Western Wyoming Community College is on top of a hill in the middle of town. It has a small natural history exhibit that includes five full size dinosaur replicas. It also has some other fossil exhibits including this palm frond and fish (the well-known Knightia)  from the Green River Formation.  If you ever buy a Green River fish fossil, that is usually what you get.

IMG_0530_trex     IMG_0528_palm

Finally, I leave you with an image of the Green River cutting through rocks of the formation of the same name.  The Green River Formation spans areas in Wyoming, Colorado, and Utah and represents a massive interior lake that was present from about 53.5 to 48.5 million years ago.


Searching for tuffs

July 20th, 2014
By Allen,Sarah E

I also met up with Mike Smith, a professor at Northern Arizona University. He studies the stratigraphy and geochronology of the Green River Formation and the surrounding areas. We searched for tuffs in the Blue Rim section and also reviewed the local geology.  Tuffs are rocks that contain a significant amount of material derived from a volcanic eruption.  The crystals within a tuff are formed when the volcano erupts and can be used to date the rock by a method called radiometric dating.   Luckily, we found some tuffs to sample and hope to get better age estimates for the Blue Rim section than we have now.

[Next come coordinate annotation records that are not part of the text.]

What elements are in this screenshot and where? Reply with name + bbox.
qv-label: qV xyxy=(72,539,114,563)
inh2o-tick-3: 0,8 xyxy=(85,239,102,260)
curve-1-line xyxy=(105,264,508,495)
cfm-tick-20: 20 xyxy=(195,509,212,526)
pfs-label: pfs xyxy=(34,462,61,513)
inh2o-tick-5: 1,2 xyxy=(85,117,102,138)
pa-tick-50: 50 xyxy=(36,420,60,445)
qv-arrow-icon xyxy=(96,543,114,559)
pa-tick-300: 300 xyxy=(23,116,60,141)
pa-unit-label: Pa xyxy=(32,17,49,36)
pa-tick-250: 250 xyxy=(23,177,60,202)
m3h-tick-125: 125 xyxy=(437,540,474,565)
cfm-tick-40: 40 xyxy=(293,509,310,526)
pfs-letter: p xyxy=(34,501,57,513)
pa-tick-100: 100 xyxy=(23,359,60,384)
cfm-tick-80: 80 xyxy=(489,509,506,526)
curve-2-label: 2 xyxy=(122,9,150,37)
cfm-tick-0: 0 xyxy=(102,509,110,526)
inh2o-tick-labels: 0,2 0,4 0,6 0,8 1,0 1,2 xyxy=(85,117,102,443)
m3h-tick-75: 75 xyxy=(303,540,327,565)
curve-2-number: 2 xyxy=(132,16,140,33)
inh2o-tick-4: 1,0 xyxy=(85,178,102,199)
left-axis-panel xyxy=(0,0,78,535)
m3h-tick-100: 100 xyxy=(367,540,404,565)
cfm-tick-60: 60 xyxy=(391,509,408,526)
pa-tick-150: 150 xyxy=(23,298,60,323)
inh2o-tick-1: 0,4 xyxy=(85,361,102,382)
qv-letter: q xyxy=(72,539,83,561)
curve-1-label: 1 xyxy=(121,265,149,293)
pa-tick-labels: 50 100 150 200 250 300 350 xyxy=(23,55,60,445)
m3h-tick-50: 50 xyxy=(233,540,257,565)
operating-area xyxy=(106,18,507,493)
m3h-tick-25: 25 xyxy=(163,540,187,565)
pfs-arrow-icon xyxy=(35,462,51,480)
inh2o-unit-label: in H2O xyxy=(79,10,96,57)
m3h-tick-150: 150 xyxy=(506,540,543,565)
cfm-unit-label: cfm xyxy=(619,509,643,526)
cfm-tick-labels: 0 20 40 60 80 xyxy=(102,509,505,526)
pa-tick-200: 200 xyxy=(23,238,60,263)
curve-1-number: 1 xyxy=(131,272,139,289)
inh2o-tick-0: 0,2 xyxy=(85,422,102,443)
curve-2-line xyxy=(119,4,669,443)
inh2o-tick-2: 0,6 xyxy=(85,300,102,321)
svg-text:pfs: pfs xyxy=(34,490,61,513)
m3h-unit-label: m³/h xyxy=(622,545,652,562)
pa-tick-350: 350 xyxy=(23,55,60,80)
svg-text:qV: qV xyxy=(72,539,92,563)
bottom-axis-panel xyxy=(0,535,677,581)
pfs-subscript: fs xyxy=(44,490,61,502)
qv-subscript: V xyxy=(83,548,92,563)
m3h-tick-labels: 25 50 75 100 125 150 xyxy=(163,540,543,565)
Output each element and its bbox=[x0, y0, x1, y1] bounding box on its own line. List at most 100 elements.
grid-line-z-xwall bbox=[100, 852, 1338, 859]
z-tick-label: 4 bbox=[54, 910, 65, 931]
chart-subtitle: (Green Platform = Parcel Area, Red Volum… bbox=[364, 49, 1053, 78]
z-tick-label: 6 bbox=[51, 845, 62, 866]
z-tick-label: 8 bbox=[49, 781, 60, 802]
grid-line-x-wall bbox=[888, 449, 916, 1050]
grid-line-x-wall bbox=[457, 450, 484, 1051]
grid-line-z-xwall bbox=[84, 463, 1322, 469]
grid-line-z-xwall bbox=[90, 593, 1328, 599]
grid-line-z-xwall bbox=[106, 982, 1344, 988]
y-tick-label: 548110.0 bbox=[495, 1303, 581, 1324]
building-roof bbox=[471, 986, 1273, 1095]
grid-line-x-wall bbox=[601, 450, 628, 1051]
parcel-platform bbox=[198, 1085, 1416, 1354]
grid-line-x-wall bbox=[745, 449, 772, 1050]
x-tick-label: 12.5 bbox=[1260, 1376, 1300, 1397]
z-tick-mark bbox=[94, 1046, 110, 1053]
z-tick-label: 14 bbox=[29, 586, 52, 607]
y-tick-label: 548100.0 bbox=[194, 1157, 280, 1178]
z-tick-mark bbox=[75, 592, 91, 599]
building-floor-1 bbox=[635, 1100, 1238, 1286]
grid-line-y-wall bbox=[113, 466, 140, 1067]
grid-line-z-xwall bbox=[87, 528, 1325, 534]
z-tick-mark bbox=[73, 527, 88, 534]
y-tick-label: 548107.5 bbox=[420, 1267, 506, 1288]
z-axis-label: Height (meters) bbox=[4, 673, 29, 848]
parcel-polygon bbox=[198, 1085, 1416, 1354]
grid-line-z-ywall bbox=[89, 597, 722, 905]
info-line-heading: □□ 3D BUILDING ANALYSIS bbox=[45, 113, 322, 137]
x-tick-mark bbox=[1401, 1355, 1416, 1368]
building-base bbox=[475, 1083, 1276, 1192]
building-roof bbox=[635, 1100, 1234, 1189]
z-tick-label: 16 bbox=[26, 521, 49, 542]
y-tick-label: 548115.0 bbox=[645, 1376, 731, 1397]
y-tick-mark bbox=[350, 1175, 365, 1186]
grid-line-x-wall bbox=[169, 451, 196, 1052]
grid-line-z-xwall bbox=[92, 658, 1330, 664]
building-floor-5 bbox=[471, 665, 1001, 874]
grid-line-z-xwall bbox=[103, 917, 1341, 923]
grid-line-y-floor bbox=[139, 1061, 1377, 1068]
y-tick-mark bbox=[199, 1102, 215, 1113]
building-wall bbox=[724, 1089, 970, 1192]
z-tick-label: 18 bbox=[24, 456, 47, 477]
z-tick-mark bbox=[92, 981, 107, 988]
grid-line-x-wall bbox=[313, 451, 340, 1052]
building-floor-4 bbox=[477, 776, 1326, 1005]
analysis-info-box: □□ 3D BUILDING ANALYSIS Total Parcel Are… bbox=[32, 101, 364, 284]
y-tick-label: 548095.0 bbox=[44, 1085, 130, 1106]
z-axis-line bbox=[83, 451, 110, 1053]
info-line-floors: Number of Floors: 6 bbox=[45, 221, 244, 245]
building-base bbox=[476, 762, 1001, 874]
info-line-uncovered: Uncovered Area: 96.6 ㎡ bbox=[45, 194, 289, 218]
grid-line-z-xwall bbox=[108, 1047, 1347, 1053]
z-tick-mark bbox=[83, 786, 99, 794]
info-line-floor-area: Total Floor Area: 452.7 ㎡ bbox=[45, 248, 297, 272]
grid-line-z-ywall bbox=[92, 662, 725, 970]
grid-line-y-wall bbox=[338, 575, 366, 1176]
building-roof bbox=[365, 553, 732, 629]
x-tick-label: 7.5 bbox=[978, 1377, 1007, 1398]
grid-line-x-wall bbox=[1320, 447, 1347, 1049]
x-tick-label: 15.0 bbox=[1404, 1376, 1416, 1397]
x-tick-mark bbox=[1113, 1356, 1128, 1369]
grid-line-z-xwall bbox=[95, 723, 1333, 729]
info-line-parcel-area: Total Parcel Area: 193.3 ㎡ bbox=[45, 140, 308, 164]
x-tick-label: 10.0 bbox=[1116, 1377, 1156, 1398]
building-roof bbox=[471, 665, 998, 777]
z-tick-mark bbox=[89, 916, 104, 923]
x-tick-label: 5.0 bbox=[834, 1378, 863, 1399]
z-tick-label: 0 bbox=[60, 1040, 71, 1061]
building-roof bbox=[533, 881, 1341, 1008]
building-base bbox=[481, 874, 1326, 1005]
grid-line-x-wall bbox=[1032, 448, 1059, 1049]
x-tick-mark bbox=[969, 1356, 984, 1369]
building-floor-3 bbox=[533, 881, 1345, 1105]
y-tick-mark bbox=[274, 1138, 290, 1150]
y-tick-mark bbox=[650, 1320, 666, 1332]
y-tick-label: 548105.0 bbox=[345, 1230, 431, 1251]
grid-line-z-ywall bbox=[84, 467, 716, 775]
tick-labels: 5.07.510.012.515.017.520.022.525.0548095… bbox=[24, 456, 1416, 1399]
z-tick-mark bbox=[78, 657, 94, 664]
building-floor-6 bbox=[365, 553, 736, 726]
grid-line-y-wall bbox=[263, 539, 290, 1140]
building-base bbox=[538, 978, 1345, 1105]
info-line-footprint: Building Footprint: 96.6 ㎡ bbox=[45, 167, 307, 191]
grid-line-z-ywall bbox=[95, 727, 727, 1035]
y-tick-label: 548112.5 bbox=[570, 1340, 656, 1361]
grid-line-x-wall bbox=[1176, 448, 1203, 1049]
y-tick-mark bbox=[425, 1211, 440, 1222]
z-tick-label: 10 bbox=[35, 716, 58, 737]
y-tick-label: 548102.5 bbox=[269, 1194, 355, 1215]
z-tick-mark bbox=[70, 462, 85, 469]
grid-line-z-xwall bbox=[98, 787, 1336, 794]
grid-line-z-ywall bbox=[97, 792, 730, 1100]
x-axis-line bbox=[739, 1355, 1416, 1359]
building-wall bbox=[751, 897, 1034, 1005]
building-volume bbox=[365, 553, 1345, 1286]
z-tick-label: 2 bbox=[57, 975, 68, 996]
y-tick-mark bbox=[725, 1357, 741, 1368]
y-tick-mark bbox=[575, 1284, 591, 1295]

Mike with his dog Nebula examining a tuff.


A close up view of a tuff with bits of pumice preserved. Pumice is a light colored volcanic rock. It is an unusual rock because it usually floats due to the high concentration of gas that forms hollow cavities.


The bowl-shaped darker brown rocks near the top of the cliff preserve a large river channel from ~49 million years ago.


A view looking south toward the area we worked in for most of the day. It was very windy with gusts up to 35 mph!

Moving Rock

July 20th, 2014
By Allen,Sarah E

The last few days, Ellen Currano and Jim Barkley helped me in the field. Ellen Currano is a professor at the University of Wyoming who studies climate change by looking at fossil plant and insect interactions. Jim Barkley is an amateur paleobotanist from western Colorado. I significantly added to my leaf census data at three different sites with their help. We moved a lot of rock in order to find lots of fossils!

Ellen on the left and Jim on the right.
It was pretty hot one of the days we were working and there was no breeze. Ellen found that her fossil quarry also made a nice couch – especially with Jim fanning her!
There is not a lot of wildlife at Blue Rim, but I have heard coyotes and seen lots of rabbits, ground squirrels, various birds, and horny toads. Horny toads are a type of lizard that most often feed on ants. Even though horny toads do not look appetizing, they are a food source for other semi-desert carnivores. You can observe two of their defense mechanisms in the photo below: camouflage and numerous spines.